Yeah argamax is really a saltwater/reef sand, and will add lots of Kh and some Gh as well.
Safe for corys...absolutely...it's nice soft stuff. Good for a FW planted tank....eh, not so much.


----------



## yolie (Sep 10, 2004)

*is it true I shouldn't use the ehiem filter if I'm using this fine reef sand?

http://www.reeftalk.com/ubbthreads/showflat.php/Cat/0/Number/561/Main/555

*can I dose the tank or are there other options to keeping the kh, etc. stable?

I have swarts corys, julii corys, some platies, a suckermouth, & black moons. Everybody seems very happy.


Thanks.


----------



## Momotaro (Feb 21, 2003)

Yolie, what I think "Omegatron" is saying is that a reef tank should not have a filter of any kind on it, not an Eheim in particular. "Omegatron" is trying to tell the conversant that a functioning reef environment does the filtration work on it's own. The live rock and the sand does the job.

If you are wondering if you can run an Eheim on a freshwater planted aquarium with a sand substrate, the answer would be yes.

Mike


----------



## yolie (Sep 10, 2004)

:icon_idea


yolie said:


> *can I dose the tank or are there other options to keeping the kh, etc. stable?


Use peat to soften, darken and acidify aquarium water?


----------



## Ibn (Nov 19, 2003)

You can give it a shot, but then, you're really not gonna get much use out of it. The oolitic sand has a very high buffering capacity. Using RO water along with using peat would probably be your best chance, althouth at the end, it may be useless.

You're making a lot more work than it's naturally worth. The sand does look great (I know, I used to run a 5" deep layer of it in my reef tanks), but you're left with a high pH and hardness. I'd opt out of the sand, consider it a sunk cost and, pull all of it out. You don't have to worry about keeping the kH stable, since it has such a high buffering capacity.

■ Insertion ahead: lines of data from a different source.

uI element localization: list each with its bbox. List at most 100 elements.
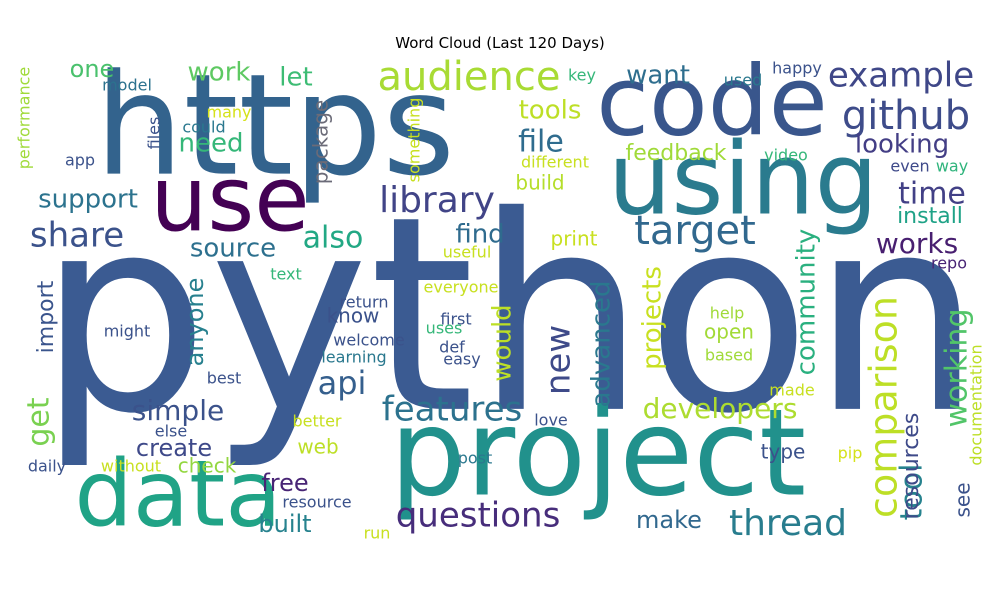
- word-new: new: [539, 325, 579, 395]
- word-open: open: [704, 320, 754, 344]
- word-run: run: [364, 524, 391, 543]
- word-need: need: [179, 129, 244, 159]
- word-used: used: [724, 71, 762, 90]
- word-simple: simple: [132, 394, 224, 427]
- word-resource: resource: [282, 493, 351, 512]
- word-work: work: [188, 58, 251, 88]
- word-audience: audience: [378, 54, 561, 100]
- word-best: best: [207, 369, 242, 388]
- word-support: support: [38, 185, 138, 215]
- word-api: api: [318, 364, 367, 402]
- word-time: time: [898, 177, 966, 212]
- word-using: using: [608, 120, 878, 237]
- word-model: model: [102, 76, 152, 95]
- word-based: based: [705, 346, 753, 365]
- word-share: share: [30, 216, 124, 256]
- word-library: library: [379, 180, 495, 221]
- word-comparison: comparison: [862, 296, 906, 518]
- word-pip: pip: [838, 444, 863, 463]
- word-documentation: documentation: [967, 344, 986, 465]
- word-tools: tools: [519, 96, 582, 126]
- word-questions: questions: [396, 496, 561, 536]
- word-looking: looking: [855, 130, 949, 160]
- word-first: first: [440, 310, 471, 329]
- word-get: get: [22, 397, 57, 447]
- word-also: also: [303, 221, 364, 256]
- word-thread: thread: [729, 503, 847, 544]
- word-text: text: [270, 265, 302, 284]
- word-make: make: [636, 506, 702, 534]
- word-free: free: [261, 469, 308, 497]
- word-want: want: [626, 61, 690, 91]
- word-python: python: [38, 158, 982, 473]
- word-project: project: [390, 385, 806, 524]
- word-performance: performance: [15, 67, 34, 169]
- word-uses: uses: [426, 319, 463, 338]
- word-everyone: everyone: [424, 278, 499, 297]
- word-daily: daily: [28, 457, 66, 476]
- word-working: working: [940, 309, 975, 428]
- word-import: import: [34, 280, 59, 353]
- word-create: create: [136, 434, 212, 462]
- word-app: app: [65, 151, 95, 170]
- word-build: build: [515, 171, 564, 195]
- word-data: data: [74, 440, 281, 547]
- word-check: check: [178, 454, 237, 478]
- word-key: key: [568, 66, 596, 85]
- word-https: https: [95, 45, 455, 208]
- word-package: package: [309, 100, 333, 184]
- word-file: file: [518, 125, 564, 160]
- word-easy: easy: [443, 350, 480, 369]
- word-let: let: [279, 63, 312, 93]
- word-could: could: [182, 118, 225, 137]
- word-resources: resources: [899, 413, 924, 520]
- word-works: works: [876, 227, 958, 260]
- word-many: many: [207, 103, 252, 122]
- word-happy: happy: [772, 59, 822, 78]
- word-love: love: [534, 411, 568, 430]
- word-github: github: [842, 93, 970, 139]
- word-made: made: [769, 381, 814, 400]
- word-post: post: [458, 449, 493, 468]
- word-something: something: [405, 98, 424, 183]
- word-features: features: [382, 390, 522, 430]
- word-way: way: [936, 157, 968, 176]
- word-projects: projects: [638, 266, 668, 370]
- word-help: help: [710, 304, 745, 323]
- word-might: might: [104, 322, 151, 341]
- word-one: one: [70, 55, 115, 83]
- word-video: video: [764, 146, 808, 165]
- word-tool: tool: [895, 464, 930, 521]
- word-built: built: [258, 510, 311, 538]
- word-install: install: [897, 204, 963, 229]
- word-different: different: [521, 153, 589, 172]
- word-see: see: [951, 482, 975, 517]
- word-repo: repo: [931, 254, 967, 273]
- word-type: type: [761, 440, 806, 464]
- word-without: without: [101, 457, 161, 476]
- word-return: return: [340, 293, 389, 312]
- word-example: example: [828, 56, 974, 96]
- word-learning: learning: [321, 348, 386, 367]
- word-developers: developers: [643, 392, 798, 425]
- word-feedback: feedback: [625, 141, 726, 166]
- word-useful: useful: [443, 243, 492, 262]
- word-else: else: [155, 422, 187, 441]
- chart-title: Word Cloud (Last 120 Days): [395, 34, 605, 52]
- word-anyone: anyone: [181, 278, 209, 367]
- word-know: know: [327, 304, 380, 328]
- word-find: find: [455, 220, 504, 250]
- word-code: code: [596, 45, 828, 157]
- word-def: def: [439, 338, 465, 357]
- word-use: use: [150, 147, 309, 252]
- word-better: better: [293, 412, 342, 431]
- word-community: community: [792, 229, 822, 376]
- word-target: target: [634, 208, 756, 254]
- word-welcome: welcome: [333, 331, 404, 350]
- word-would: would: [488, 304, 518, 381]
- word-print: print: [551, 227, 598, 251]
- word-web: web: [297, 435, 338, 459]
- word-advanced: advanced: [587, 280, 617, 407]
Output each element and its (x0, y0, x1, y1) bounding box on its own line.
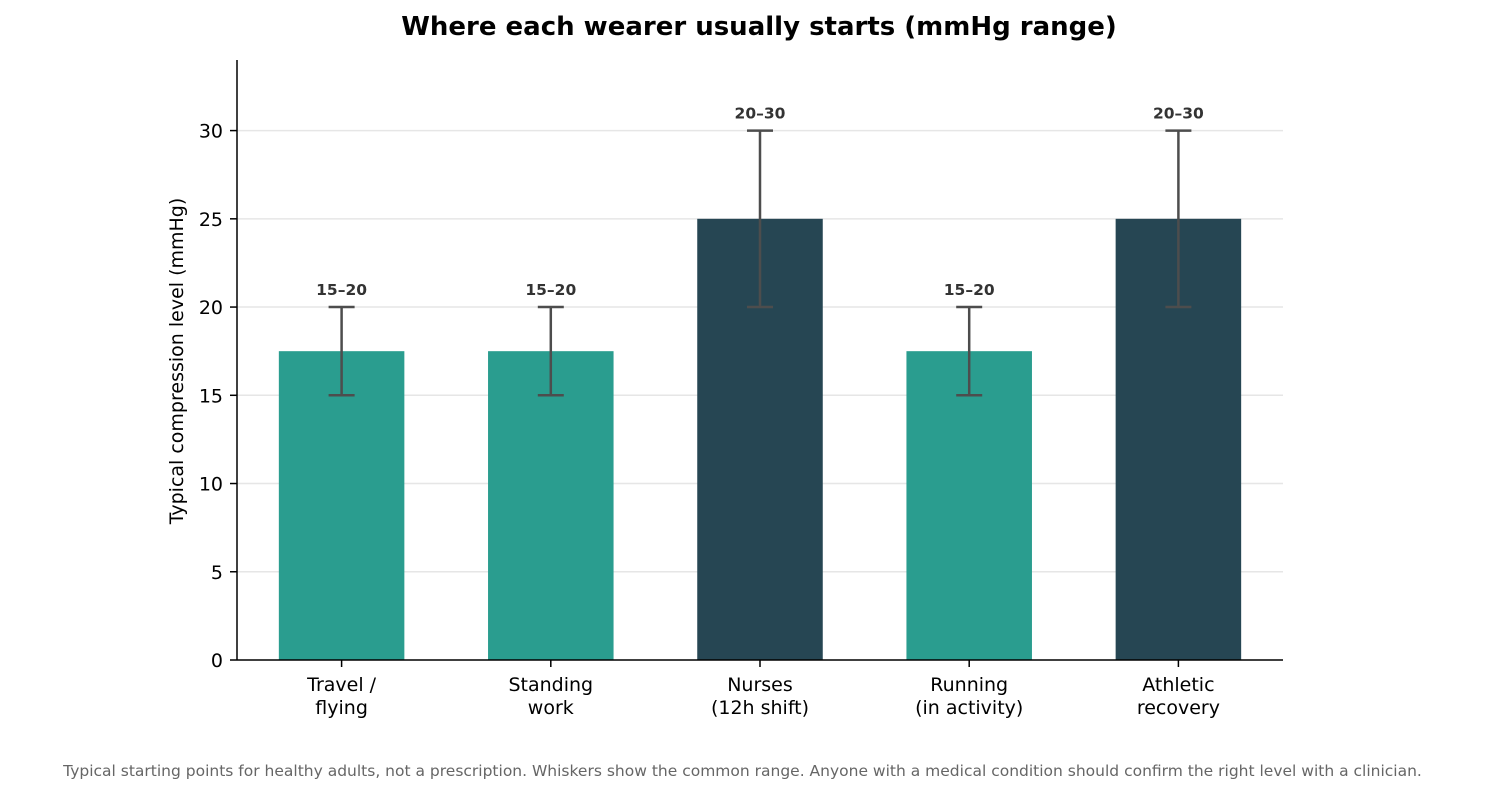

It really should be left in the saltwater arena...


----------



## gnatster (Mar 12, 2004)

My thoughts are with peat you will be forever chasing your tail if you try to lower the pH from where the substrate is going to force it to be. At this point yuo may want to think of keeping africans and plants appropriate to the conditions.


----------



## malkore (Nov 3, 2003)

pull the sand, and try to sell it to a reef keeper to recoup your lost $$
then go buy appropriate sand...Onyx isn't bad for plants and won't buffer nearly like argonite sand.


----------



## Raul-7 (Oct 17, 2003)

Maybe you can save it or just setup an African cichlid tank, this stuff is IDEAL for it...no need to waste money selling it. And you can even use Anubias sp. and Java ferns if you want a planted tank along with the cichlids... roud:


----------